冒険者にふさわしいウイスキーをプレゼントしようと決めていた。

 

ウイスキー界の冒険者といわれるビル・ラムズデン博士のチャレンジャブルなボトルを見つけた。

 

グレンモーレンジシグネット

 

ビル・ラムズデン博士は語る。

 

"

グレンモーレンジシグネット」のような深煎りモルトを思いついたきっかけは何ですか?

 

実をいうと、コーヒーへの不満がきっかけでした。

 

淹れたてのコーヒーのアロマは素晴らしいのに、香りに匹敵する味わいに出会えない。このギャップは何だろうと考え、学生時代に面白半分でいろいろなローストやコーヒー豆を試してみた結果、ブルーマウンテンのミディアムローストが最高だという結論に至りました。

 

そしてローストのプロセスと、モルトウイスキーの世界をひとつにできないだろうかと悩んだ挙句に、大好きなクラフトビールのようにスタウトやポーターに使うハイローストのチョコレートモルトを作ればいいじゃないかと思いつきます。

 

グレンモーレンジィのスピリッツから秘密のバッチをつくり始め、納得できる処方を確定させるまでには長い時間がかかりました。

 

チョコレートモルトウイスキー自体は荒々しいので、7~8種類のグレンモーレンジィを組み合わせたレシピになります。

 

処方は年に1~2回おこないますが、極めて複雑な細部を持っているので完全に同じものをつくるのは不可能です。

"

ウイスキーの冒険者 ビル・ラムズデン博士に訊く」より

http://whiskymag.jp/dblm/

 

 

ウイスキーの原料である大麦麦芽は通常、麦芽の成長を止めるために乾燥させる。
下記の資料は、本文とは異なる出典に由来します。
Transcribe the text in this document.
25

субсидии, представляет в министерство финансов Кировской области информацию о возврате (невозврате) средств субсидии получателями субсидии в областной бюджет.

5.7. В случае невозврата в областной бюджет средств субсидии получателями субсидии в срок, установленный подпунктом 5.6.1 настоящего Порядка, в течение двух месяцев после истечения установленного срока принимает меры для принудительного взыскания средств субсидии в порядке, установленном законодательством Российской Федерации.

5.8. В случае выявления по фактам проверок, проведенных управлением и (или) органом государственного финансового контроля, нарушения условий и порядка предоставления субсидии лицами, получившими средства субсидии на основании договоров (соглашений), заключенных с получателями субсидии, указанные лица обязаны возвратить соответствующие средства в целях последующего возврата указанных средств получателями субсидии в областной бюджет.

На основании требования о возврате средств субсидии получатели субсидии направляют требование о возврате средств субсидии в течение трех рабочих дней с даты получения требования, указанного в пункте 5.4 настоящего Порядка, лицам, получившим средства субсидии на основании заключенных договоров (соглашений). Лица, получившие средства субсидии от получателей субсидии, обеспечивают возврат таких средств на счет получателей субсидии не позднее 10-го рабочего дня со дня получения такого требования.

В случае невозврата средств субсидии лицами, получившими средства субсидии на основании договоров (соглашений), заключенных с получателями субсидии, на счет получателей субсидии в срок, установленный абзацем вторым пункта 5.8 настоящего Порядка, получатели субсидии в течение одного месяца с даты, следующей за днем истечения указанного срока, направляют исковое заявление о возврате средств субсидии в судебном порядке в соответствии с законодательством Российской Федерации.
その際にピートを使えば燻製のようなピート臭がつくことはよく知られている。

 

しかし、ビル・ラムズデン博士はその麦芽乾燥工程でさらに焙煎をしてみたというのだ。これは黒ビールを作る工程の応用である。ウイスキーでは初の試みではないだろうか。

 

焙煎することでコーヒーと同様のアロマがウイスキーに抽出されることになる。しかし焙煎香には焦げ臭い不快なにおいも含まれる。ウイスキーの他のアロマとのバランスを両立させるのは難しいだろう。それを7~8種類のグレンモーレンジをブレンドすることで実現しているのだ。

 

 

 

確実に美味い。間違いない。

 

 

 

早速、グレンモーレンジシグネットをネットで購入した。1万6千円だった。僕が購入した中では過去最高額である。それを河江さんのお祝い会でプレゼントできることを想像するだけでワクワクした。

 

グレンモーレンジシグネットは厚さ1cmはある黒い箱に入っていた。箱だけでも相当な重さである。

同じ容量のボウモアと比べるとその重厚感が際立つ。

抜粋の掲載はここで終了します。